Unlike during the last two years, when the public practiced masking and social distancing, flu cases began to rise early this year. Signs point to what may be a more severe flu season, in part due to the public’s lack of exposure to respiratory illnesses during the pandemic, according to Melnick.
Flu season is declared when 10 percent or more of tests submitted by medical providers are positive for influenza. As of last week, 25 percent of tests were coming back positive. Preliminary data shows this week will likely see a substantial increase, according to Melnick.
Hospitals are also seeing an uptick in RSV cases and are reportedly predicting a more severe RSV season than in pre-pandemic years.
As of Nov. 17, more than 96 percent of hospital beds and more than 96 percent of intensive care unit beds were occupied at Clark County’s hospitals, according to Clark County Public Health.
Melnick recommends a few at-home management strategies for mild respiratory illness symptoms:
- For fever and pain, consider using over-the-counter medications such as ibuprofen.
- Drink lots of fluids.
- Use a cool mist dehumidifier to break up mucus.
- For children, use a nasal spray or gentle suction to help improve breathing.
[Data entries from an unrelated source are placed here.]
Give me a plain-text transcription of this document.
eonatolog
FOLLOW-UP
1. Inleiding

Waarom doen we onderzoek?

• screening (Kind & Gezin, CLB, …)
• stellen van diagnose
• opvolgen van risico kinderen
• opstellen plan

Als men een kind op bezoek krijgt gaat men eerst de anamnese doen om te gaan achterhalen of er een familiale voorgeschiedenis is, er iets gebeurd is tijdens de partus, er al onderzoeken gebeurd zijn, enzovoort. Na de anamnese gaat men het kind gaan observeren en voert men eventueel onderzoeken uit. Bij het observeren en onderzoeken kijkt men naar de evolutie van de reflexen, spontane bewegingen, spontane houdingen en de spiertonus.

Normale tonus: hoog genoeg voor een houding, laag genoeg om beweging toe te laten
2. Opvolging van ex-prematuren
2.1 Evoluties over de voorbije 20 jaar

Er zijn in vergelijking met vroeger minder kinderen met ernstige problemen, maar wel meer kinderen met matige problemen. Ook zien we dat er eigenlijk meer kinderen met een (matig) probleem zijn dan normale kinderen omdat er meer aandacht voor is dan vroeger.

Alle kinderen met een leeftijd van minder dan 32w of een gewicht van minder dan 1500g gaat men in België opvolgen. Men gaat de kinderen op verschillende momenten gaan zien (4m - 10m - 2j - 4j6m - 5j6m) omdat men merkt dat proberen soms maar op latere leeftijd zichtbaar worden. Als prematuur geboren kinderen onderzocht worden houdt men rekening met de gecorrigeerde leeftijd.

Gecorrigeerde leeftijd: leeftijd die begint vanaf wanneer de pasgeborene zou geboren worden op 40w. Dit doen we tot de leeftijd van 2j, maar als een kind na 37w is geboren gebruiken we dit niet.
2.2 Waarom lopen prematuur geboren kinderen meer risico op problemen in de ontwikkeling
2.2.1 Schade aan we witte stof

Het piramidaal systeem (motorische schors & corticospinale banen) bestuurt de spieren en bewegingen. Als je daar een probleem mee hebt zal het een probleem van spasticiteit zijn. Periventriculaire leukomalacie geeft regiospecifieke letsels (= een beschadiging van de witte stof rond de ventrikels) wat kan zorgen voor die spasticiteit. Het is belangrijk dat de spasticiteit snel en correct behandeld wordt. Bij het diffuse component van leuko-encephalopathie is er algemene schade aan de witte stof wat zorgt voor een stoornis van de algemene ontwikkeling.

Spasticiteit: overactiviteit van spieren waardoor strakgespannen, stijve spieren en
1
“If you’re concerned that your child’s symptoms are not improving, or getting worse, call your primary care provider before going to an emergency department,” Melnick said. “If you or your child are struggling to breathe or (are experiencing) severe shortness of breath, then you do need to get emergency care.”
Everyone seeking care at an emergency department will be seen, but wait times can be long.
One of the best ways to prevent severe illness and avoid hospitalization is getting a flu vaccine and an updated COVID-19 booster.
Currently, only around 20 percent of the eligible population has received an updated COVID-19 booster, according to Melnick. Statewide, around 15 percent of people 5 to 15 years old have received an updated bivalent booster, and only about 9 percent of children 6 months to 4 years old have completed the primary vaccine series, according to Washington State Department of Health data.
Melnick explained why vaccines are crucial to both individual and public health.
“The concern is, new variants (of COVID-19) will be able to develop. The more virus that’s circulating in the community, the more opportunity there is for mutations to occur and new variants to emerge, and some of them may be more capable of avoiding immunity,” Melnick said.
“The other concern is, we could end up with a variant that is more lethal and causes more severe disease that we haven’t seen yet. So the idea of getting vaccinated is not just to protect yourself, but really it is to protect everybody around us as well.”
While no vaccine is 100 percent effective, getting vaccinated helps decrease your chance of infection and, if you do get infected, decreases the likelihood of severe illness, according to Melnick.
Health officials are urging people to take steps to stay healthy and prevent the spread of the flu and other respiratory illnesses. The Washington State Department of Health recommends the following:
- Get the flu vaccine and the COVID-19 booster.
- Wash your hands frequently with soap and water. Use hand sanitizer when soap is unavailable.
- Sneeze or cough into the crook of your arm.
- Avoid close contact with sick individuals.
- Consider wearing a mask.
- If you are sick, stay home.
Those at a higher risk from flu or other respiratory illnesses include people 65 and older, people with certain chronic medical conditions, pregnant people and young children, especially those under 2 years old, according to the Centers for Disease Control and Prevention.
If you are concerned about respiratory illness-related symptoms, call your primary care physician, visit an urgent care center or go to the nearest emergency department.
To schedule a vaccine, visit VaccineFinder.org.